Jamais électeur français ne vota sous la menace rampante d’une faillite nationale.
A six mois du scrutin, l’anxiété du naufrage l’emporte encore sur le choix du capitaine. La météo financière éclipse celle des sondages. L’incendie monétaire qui couve puis s’apaise, puis flambe à nouveau, affole les politiques. […]
D’ores et déjà, il impose un clivage qui laissera des traces. Il sépare le trio, disons, des «européens» (Sarkozy, Hollande, Bayrou) des contestataires souverainistes (le Front de gauche et le Front national). Les seconds coiffent les premiers d’un «bonnet blanc et blanc bonnet». Ils signent ainsi leur opposition radicale au consensus européen des trois «grands».[…]
Les divergences de Sarkozy, Hollande et Bayrou sont patentes, mais ils partagent la même acceptation de l’économie de marché. La même fidélité au grand dessein de l’Europe communautaire, aujourd’hui secouée par les tempêtes de la zone euro. […]
Sur leurs bords, de gauche ou de droite, la contestation prétend, elle, au regain d’une indépendance souverainiste. Tantôt au Front de gauche, par le voeu d’un égalitarisme d’inspiration marxiste, idéalement délivré des contraintes du marché. Tantôt au Front national de Marine Le Pen, par l’affirmation d’un nationalisme émancipé de l’Europe communautaire et atlantique. […]

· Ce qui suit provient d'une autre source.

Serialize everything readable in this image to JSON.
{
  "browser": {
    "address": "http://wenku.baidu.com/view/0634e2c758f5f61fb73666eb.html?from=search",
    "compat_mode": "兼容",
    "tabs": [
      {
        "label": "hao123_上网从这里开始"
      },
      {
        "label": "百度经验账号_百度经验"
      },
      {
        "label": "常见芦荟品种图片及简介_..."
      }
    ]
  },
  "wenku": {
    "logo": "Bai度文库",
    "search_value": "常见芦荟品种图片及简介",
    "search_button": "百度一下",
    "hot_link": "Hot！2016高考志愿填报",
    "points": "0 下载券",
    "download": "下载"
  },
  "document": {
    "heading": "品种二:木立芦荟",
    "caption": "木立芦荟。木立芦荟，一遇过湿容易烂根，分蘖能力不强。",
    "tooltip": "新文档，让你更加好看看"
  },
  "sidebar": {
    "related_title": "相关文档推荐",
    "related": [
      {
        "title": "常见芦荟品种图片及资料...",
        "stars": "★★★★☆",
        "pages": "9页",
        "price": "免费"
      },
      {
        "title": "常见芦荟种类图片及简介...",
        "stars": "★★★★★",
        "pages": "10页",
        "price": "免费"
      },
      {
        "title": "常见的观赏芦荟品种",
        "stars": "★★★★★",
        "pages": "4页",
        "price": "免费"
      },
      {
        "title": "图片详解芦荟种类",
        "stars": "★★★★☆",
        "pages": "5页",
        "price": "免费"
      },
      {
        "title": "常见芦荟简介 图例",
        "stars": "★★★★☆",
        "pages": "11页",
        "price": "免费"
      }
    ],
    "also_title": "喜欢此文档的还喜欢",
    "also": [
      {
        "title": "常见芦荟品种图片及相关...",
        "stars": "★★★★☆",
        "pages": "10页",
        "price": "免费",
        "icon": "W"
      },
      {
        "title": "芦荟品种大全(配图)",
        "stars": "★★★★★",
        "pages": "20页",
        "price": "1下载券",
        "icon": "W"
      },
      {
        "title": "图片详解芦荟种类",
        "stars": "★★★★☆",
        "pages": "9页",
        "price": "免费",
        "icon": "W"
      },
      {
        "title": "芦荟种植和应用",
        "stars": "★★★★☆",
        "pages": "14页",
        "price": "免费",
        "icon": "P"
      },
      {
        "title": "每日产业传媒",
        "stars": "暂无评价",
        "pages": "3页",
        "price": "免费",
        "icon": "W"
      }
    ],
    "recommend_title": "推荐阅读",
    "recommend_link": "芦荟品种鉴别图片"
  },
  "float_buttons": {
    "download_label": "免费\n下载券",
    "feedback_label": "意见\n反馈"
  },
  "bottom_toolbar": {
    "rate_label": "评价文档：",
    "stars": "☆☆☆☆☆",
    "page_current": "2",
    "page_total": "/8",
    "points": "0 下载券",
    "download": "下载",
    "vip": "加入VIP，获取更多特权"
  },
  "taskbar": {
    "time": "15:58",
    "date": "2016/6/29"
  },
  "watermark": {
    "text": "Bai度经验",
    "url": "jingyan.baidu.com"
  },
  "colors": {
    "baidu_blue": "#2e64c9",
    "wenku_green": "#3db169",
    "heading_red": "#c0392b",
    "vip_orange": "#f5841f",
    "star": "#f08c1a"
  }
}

La crise, en vérité, est un terrible décapant. Son acide a déjà révélé, chez nous, le gouffre des déficits et l’état critique de la Nation. Elle profile, aussi, peu à peu, le grand remue-ménage mondial d’une Europe désunie dans l’épreuve, d’une Amérique souffreteuse et d’une Chine épanouie. Elle ouvre bel et bien une ère historique nouvelle.